Баронесса закрыла ладонями глаза. Наверху играла на фортепиано Бланш. Слышно было, как хлопнула калитка. Стало почти темно, бриллиант, вобравший в себя последние лучи, сверкал нестерпимым блеском.
– Ушла! – пробормотала баронесса. – Что я ей сделала?
Она судорожно схватила бриллиант, точно он слепил ее, и застыла на месте, глядя перед собой отрешенным взглядом. Голос мужа заставил ее вздрогнуть. Фортепиано наверху смолкло, легкие шаги послышались на лестнице, и Бланш, свежая, словно утренняя роза, ворвалась в салон.
– Мама! – вскричала она. – Ты здесь… и без света?.. Мне сказали, что приехала Эдме? Она будет ужинать с нами? Где же она?
Человеку, пребывающему в смущении, легче отделаться от двадцати вопросов, чем от одного.
– Пора идти, отец ждет, – ответила дочери госпожа Шварц.
Когда огни столовой, обставленной несколько патриархально, осветили ее лицо, оставалось только удивляться, как быстро восстановила баронесса Шварц видимость царственного спокойствия. Она подставила мужу лоб для поцелуя – деспот, ворчун, ревнивец, он был все-таки ее рабом – и сказала, обращаясь к барону, но одновременно и отвечая на предполагаемые вопросы Бланш:
– Я беседовала с маленькой Эдме… С мадемуазель Лебер. Она не захотела остаться на ужин, чтобы попрощаться со всеми.

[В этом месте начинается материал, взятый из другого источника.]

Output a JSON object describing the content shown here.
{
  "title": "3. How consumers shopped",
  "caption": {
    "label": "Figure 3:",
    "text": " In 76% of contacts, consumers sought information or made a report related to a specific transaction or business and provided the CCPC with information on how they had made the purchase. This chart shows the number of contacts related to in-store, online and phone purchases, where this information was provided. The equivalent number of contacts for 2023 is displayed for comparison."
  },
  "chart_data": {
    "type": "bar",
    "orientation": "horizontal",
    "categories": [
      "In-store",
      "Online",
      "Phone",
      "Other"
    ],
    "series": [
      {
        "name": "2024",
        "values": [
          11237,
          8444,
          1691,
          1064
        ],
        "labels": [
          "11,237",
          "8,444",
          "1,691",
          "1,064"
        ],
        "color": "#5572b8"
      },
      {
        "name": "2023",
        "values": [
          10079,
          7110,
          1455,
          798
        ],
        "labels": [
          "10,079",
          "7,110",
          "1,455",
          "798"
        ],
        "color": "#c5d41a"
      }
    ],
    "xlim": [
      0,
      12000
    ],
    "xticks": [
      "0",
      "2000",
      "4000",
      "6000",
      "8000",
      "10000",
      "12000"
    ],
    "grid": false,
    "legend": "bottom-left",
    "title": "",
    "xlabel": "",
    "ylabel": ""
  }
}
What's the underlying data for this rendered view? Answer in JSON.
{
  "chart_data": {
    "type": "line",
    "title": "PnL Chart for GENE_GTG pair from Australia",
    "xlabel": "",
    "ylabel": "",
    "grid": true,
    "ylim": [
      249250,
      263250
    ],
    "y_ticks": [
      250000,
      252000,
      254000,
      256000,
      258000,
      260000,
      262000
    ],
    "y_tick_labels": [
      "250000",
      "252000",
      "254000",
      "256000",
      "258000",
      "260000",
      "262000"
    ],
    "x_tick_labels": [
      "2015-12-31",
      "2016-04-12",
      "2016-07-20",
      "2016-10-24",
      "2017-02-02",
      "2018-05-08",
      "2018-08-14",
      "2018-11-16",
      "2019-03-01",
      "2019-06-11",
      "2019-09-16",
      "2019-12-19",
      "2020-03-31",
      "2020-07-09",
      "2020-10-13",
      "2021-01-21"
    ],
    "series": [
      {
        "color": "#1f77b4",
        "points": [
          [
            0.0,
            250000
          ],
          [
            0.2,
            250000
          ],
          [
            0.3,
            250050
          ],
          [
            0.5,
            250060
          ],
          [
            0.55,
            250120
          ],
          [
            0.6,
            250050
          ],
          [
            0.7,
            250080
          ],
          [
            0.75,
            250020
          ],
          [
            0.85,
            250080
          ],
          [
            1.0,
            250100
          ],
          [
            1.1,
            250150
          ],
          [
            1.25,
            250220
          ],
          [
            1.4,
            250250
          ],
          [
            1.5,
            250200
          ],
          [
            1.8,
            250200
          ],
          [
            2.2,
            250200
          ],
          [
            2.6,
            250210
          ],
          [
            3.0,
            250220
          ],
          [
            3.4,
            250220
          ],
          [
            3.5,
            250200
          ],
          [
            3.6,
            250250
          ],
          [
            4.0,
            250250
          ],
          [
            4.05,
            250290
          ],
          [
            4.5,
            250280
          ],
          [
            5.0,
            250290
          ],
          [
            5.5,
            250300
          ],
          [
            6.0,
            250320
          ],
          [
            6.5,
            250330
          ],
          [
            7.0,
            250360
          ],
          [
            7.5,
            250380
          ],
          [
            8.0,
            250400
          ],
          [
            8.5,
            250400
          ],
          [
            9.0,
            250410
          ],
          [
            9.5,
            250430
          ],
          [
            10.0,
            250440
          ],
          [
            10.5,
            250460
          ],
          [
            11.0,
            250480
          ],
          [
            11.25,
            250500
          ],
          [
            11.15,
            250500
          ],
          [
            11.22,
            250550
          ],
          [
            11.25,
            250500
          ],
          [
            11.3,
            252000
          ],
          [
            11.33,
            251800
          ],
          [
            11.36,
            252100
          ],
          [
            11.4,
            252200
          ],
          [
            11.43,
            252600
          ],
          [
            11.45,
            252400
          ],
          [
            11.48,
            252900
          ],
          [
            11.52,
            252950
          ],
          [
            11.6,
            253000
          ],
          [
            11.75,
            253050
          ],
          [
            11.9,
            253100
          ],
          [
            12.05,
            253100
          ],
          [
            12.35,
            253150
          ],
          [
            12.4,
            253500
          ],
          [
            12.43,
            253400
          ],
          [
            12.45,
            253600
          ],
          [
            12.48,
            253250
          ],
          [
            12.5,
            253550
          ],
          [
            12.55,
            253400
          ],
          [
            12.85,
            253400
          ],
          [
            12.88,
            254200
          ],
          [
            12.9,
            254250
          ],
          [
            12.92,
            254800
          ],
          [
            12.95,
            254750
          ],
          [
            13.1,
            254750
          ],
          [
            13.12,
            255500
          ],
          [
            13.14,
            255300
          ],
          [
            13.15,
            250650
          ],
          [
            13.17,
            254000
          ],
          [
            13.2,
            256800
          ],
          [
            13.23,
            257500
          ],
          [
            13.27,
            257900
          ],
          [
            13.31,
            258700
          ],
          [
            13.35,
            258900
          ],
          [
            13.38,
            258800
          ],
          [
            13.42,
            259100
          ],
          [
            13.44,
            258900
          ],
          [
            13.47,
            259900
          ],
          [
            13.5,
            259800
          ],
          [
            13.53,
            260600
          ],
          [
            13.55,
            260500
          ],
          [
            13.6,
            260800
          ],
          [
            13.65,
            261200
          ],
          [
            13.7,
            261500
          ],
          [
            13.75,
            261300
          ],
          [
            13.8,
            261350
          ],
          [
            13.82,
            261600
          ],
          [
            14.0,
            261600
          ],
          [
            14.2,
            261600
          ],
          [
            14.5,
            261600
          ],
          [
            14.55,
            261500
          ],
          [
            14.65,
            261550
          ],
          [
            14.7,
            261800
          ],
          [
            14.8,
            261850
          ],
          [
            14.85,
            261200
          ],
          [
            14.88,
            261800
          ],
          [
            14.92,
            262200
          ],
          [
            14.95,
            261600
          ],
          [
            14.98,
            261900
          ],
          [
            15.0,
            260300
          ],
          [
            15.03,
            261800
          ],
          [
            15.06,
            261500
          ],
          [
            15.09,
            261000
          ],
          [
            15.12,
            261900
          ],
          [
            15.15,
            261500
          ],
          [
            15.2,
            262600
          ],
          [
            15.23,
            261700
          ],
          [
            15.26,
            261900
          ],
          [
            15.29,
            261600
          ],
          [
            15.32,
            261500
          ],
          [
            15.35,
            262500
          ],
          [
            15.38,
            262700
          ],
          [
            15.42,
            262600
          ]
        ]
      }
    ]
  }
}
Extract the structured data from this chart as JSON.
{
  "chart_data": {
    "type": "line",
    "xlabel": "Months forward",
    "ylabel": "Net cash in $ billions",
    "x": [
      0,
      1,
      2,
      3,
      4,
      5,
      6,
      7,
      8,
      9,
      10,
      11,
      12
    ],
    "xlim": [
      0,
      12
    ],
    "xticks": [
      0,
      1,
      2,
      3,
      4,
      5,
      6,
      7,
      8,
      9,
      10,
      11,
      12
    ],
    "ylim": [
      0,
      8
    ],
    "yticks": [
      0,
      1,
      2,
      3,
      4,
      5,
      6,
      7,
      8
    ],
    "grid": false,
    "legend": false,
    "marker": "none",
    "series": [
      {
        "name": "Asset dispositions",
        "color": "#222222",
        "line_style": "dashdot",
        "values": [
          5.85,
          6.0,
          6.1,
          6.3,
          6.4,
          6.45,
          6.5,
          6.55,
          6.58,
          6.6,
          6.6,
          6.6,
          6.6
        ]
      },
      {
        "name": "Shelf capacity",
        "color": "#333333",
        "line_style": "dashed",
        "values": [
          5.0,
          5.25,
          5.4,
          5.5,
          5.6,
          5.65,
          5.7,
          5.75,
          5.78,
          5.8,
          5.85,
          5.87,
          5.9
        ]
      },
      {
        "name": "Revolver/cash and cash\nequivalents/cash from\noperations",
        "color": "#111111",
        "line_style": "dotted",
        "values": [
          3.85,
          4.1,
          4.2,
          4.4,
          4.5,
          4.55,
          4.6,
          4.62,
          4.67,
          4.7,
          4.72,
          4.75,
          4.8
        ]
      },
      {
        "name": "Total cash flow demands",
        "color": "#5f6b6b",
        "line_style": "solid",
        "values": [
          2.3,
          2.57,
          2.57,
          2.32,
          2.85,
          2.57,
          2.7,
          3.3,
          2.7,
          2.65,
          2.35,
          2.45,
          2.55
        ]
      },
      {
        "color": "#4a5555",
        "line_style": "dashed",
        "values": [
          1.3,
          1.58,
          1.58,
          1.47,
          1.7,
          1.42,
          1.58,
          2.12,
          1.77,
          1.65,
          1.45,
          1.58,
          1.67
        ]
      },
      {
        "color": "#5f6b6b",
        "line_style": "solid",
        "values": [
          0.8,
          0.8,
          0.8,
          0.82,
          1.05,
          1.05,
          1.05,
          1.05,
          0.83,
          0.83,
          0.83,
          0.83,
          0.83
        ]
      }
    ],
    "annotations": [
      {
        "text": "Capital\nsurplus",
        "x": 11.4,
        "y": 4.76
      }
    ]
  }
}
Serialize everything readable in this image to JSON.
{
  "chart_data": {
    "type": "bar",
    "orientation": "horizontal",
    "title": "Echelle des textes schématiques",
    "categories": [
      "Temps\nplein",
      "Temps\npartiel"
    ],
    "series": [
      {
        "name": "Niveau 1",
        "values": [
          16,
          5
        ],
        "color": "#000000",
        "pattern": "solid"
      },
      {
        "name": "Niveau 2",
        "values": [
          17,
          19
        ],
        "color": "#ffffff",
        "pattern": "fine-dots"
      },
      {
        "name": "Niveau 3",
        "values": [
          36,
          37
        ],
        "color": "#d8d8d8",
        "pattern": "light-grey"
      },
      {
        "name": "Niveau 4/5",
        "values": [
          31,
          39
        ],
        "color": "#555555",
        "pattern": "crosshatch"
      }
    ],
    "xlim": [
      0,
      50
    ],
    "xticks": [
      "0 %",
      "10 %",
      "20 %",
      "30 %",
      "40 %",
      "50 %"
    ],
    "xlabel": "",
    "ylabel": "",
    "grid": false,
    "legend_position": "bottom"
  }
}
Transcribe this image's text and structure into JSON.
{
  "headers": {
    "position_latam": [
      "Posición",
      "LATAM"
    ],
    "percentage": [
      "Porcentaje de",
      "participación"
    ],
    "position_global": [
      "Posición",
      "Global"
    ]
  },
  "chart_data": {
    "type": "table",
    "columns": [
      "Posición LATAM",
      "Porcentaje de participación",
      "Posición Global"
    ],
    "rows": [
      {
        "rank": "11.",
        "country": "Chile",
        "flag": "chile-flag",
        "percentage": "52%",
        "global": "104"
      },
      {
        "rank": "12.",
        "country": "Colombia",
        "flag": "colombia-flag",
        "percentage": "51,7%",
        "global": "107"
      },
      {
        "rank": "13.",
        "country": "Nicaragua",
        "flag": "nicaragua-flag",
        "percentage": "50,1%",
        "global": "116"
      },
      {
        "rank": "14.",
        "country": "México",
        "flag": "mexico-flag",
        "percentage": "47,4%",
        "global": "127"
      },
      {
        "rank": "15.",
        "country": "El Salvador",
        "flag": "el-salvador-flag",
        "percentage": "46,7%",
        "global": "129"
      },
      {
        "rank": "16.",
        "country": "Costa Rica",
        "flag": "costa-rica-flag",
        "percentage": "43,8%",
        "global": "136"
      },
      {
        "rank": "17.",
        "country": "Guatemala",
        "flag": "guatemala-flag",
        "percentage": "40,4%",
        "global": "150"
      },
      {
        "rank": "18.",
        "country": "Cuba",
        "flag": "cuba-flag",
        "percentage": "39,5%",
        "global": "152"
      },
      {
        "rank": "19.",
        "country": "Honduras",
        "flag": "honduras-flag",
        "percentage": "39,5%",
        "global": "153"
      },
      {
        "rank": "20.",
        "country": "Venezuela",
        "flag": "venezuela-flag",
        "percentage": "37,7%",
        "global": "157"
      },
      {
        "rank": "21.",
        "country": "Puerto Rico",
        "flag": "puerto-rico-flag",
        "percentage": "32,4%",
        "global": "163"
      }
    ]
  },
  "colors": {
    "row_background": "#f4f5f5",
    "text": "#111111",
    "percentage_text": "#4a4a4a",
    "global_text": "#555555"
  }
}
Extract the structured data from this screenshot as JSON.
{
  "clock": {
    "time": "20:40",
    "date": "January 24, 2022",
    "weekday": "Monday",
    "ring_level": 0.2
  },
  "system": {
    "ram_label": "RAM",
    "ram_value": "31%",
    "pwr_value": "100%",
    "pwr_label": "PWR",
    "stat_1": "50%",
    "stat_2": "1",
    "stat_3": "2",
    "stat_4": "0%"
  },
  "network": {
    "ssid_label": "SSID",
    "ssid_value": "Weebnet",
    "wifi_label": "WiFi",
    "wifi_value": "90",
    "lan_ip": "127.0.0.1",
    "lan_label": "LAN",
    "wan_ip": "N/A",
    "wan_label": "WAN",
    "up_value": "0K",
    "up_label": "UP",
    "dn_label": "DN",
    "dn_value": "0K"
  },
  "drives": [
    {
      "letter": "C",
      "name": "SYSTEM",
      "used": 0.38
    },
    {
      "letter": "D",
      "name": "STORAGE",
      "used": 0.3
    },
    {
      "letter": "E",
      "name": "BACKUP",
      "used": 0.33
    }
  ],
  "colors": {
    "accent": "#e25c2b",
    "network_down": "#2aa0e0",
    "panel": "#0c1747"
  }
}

– Попрощаться? – удивился барон.
– Она уходит от нас? – расстроенно спросила Бланш.
Усаживаясь на свое место в центре стола, госпожа Шварц обронила небрежно:
– Она уезжает в Америку.
– Безрассудство артистов! – воскликнул барон. – Очаровательная малышка, да, очень хороша. За океан, ловить птицу счастья. Вернется старенькая, без гроша в кармане. Забавно!.. Да, суп, можно подавать…
Эльзасский акцент придавал особую пикантность рубленым фразам барона. Бланш вознамерилась было приступить к расспросам, но за этим столом никто, кроме нее, не интересовался Эдме Лебер. Внимание гостей переключилось на водевилиста Ларсена: после супа ему вменялось в обязанность пересказывать наиболее удачные шутки из «Шаривари», «Корсара» и других сатирических журналов. Известно, в какой чести был юмор при Луи Филиппе.